I'm coming to visit soon, and will have some of those questions in my mind. Will share the answers with you, if you'd like. For now, just call me "mystery shopper."
That sounds like a great book and some great tips. Being someone who has moved around for work a lot, I know the anxiety felt when church seeking. First impressions certainly count; it's rare that we go back to a church for even a second visit.
Hope all is well.
Wesley, we will look forward to meeting you when come.
Brian - Sorry it's taken me awhile to respond; I've taken to reading blogs via an RSS reader, and I often forget to come back and check for follow-up comments.
At any rate, I can share some of my initial impressions of Fulkerson, since you asked. :)
We found the church through 9marks.com, so we didn't know anyone at all on our first Sunday at Fulkerson. I believe a couple people sitting near us introduced themselves, and we met Brian and the Hulls and talked to them both in a bit more depth than the people who were sitting around us. Everyone was, and has always been, very friendly to us. For the first several weeks, people would consistently introduce themselves to us. That's tapered off lately, perhaps due to us having been around long enough that people recognize us, or perhaps because we know enough people now to socialize with after church, and don't sit around looking lost and forlorn as much anymore. :) Or a combination of both.
While I was always impressed by how many people introduced themselves to us, I was also a bit surprised that on quite a few occasions, that was all it was - an introduction. Someone would come up to us, tell us their name, we'd tell them ours, and then they'd scoot off.
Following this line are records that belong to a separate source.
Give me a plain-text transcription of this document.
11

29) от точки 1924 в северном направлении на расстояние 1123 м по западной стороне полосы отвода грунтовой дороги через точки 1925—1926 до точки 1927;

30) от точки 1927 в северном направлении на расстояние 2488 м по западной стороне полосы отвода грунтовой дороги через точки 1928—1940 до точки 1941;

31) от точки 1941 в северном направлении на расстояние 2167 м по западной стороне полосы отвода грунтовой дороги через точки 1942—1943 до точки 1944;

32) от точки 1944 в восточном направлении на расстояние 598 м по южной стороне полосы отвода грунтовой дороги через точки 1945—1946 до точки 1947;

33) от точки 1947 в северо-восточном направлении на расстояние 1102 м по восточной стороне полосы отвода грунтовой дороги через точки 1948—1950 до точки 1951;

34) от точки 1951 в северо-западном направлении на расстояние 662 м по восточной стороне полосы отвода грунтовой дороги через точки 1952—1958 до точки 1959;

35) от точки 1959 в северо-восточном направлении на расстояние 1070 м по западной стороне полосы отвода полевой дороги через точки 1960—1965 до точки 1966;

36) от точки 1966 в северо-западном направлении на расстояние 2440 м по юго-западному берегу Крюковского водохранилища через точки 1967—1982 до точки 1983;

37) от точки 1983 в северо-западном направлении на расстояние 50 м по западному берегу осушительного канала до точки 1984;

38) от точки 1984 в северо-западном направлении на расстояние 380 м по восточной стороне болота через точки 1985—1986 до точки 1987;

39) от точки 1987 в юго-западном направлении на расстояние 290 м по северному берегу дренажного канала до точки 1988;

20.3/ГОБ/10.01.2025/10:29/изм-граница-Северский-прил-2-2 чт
It's difficult when that happens for the newcomer/guest to remember the person who introduced themselves, feel any point of connection, or strike up a conversation the next time they see them. If someone takes the time to have (even a very brief) conversation with you, it gives you a lot more of a feeling of having actually met them, and that they care about getting to know you. Getting a cursory exchange of names followed by nothing else can give the impression that they know they should introduce themselves, but don't really want to get to know you.
I assume very good intentions on the part of everyone we've met/has introduced themselves to us at Fulkerson. Certainly it's difficult to approach anyone you don't know, even just to exchange names, and frankly most people won't do even that much, so it is very much appreciated. But it's just a point of observation from the vantagepoint of a newcomer. (Also, I am not very skilled in the art of small talk, and so I both understand other people's discomfort in talking to strangers, and allow for the fact that my own awkwardness and lack of initiative is as much to blame in these situations as anyone else's, if not moreso.)
We were pretty highly motivated to get involved at Fulkerson quickly, so we sought out a small group on our first week, but I was encouraged by how many people we met over the next couple of weeks invited us to their small group, too. I might suggest having more information on the website about small groups - maybe not so specific as where they meet, etc., but enough to give a potential guest an idea of what sort of small groups they'd have access to at Fulkerson. Something like a list of current groups' topics would be enough, I'd think.
A somewhat odd point of miscellany that I'll tack on at the end here: It took us weeks to figure out where the bulletins were stashed. :) I finally asked someone who was holding one, and they showed me where they are.